As this issue arrives in mailboxes and in the back of parish churches, Pope Benedict XVI will be preparing to preside over his first-ever beatification (a task he’s delegated until now) when he visits Great Britain Sept. 16-19. The newly proclaimed blessed is Cardinal John Henry Newman, a convert from Anglicanism, an intellectual and theologian, a shy scholar claimed by both liberals and conservatives.
The pope has special admiration for Cardinal Newman. In our In Focus this week, Father Dwight Longenecker — a former Anglican priest himself — notes that both the pope and the cardinal are thinkers, often characterized as a bit introverted, and as in possession of formidable intellects (see Pages 9-12). Pope Benedict has gone so far as to talk about Newman in the same breath as the Doctors of the Church — those saints whose teaching is deemed especially valuable for the Church.
Cardinal Newman, as Father Longenecker writes, is especially known for his exploration of the interplay between personal faith and the teaching authority of the Church.
On the one hand, he insisted that reason alone could not bring one to God; there needs to be the gift of an “inner light.” But at the same time, this inner conviction cannot lead one to doctrinal certainty without a teaching authority of the Church.
In a homily on faith and obedience, Cardinal Newman talked about the necessity of obedience and its relationship to faith:
“Faith has a certain prerogative of dignity under the Gospel. At the same time we must never forget that the more usual mode of doctrine both with Christ and his apostles is to refer our acceptance to obedience to the commandments, not to faith. ... There are multitudes who would avow with confidence and exultation that they put obedience only in the second place in their religious scheme, as if it were rather a necessary consequence of faith than requiring a direct attention for its own sake; a something subordinate to it, rather than connatural and contemporaneous with it.”

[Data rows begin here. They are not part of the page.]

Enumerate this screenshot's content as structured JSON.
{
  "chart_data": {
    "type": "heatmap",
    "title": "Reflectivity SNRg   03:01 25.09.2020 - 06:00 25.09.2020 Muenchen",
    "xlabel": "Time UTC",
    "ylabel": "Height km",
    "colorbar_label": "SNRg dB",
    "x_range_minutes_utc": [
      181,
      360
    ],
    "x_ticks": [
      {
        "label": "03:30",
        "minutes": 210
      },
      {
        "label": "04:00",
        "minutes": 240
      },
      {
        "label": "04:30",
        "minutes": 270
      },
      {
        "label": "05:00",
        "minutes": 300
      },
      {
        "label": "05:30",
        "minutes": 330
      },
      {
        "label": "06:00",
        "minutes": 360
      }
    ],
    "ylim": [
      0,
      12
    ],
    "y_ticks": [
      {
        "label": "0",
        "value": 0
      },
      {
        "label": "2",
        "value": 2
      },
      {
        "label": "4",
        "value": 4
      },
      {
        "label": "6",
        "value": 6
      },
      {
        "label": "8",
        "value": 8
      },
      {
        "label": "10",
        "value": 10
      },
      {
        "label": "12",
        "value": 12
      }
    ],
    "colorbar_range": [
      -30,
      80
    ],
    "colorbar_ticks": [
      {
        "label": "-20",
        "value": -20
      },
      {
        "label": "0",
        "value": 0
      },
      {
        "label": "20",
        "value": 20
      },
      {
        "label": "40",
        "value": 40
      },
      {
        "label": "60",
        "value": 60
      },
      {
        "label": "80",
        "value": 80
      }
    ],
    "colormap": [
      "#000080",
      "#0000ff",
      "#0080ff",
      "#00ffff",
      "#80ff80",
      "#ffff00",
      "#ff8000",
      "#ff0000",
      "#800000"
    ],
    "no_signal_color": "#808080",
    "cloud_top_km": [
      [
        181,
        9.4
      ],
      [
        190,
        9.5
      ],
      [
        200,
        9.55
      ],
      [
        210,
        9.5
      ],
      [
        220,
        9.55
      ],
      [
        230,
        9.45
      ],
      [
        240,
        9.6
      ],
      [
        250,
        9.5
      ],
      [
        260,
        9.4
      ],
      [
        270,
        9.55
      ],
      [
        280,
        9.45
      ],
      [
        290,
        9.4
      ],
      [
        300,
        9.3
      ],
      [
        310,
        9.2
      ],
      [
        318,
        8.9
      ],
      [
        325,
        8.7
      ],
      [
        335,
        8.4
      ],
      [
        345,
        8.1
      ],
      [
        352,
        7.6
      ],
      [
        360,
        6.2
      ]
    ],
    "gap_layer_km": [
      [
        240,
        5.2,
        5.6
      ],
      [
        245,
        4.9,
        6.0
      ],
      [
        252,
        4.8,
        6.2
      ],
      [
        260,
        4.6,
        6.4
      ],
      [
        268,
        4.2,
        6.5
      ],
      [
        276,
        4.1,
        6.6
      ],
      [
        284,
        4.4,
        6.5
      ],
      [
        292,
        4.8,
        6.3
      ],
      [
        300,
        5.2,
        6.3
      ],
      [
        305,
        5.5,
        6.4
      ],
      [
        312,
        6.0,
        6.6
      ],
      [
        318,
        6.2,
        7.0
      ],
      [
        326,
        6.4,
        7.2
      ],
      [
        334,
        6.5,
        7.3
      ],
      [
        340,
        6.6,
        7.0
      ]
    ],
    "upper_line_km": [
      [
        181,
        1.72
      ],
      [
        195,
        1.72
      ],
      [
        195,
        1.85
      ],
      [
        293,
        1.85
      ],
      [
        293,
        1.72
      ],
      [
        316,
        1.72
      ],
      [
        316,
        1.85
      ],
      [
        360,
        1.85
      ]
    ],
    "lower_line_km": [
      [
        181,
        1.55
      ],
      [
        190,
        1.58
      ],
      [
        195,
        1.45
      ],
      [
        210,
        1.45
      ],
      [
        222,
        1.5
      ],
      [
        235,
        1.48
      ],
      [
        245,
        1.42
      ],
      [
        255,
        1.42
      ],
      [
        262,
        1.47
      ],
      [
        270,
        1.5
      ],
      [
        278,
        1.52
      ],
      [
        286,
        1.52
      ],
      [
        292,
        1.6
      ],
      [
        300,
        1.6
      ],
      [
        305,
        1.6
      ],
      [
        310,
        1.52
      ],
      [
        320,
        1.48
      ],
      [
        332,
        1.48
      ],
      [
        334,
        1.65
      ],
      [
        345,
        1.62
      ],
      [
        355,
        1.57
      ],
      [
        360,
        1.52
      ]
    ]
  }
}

Our Page 4 story offers a prime possible application of this principle. The article is about the renewed calls of some Catholic women to be ordained priests, despite recent popes’ statements that Church teaching on the matter is infallible and unchangeable: Just as Jesus only called men to be his apostles, so he only calls men to serve as ministerial priests.
That’s a tough teaching for modern ears (as it was for some in the early Church; some of the Church Fathers write about “heretical” individuals and groups who tried to ordain women priests). But Church doctrines are something we receive, not that we negotiate.
And when assenting to them is difficult, we need to use our God-given intellects to seek understanding, not walk away.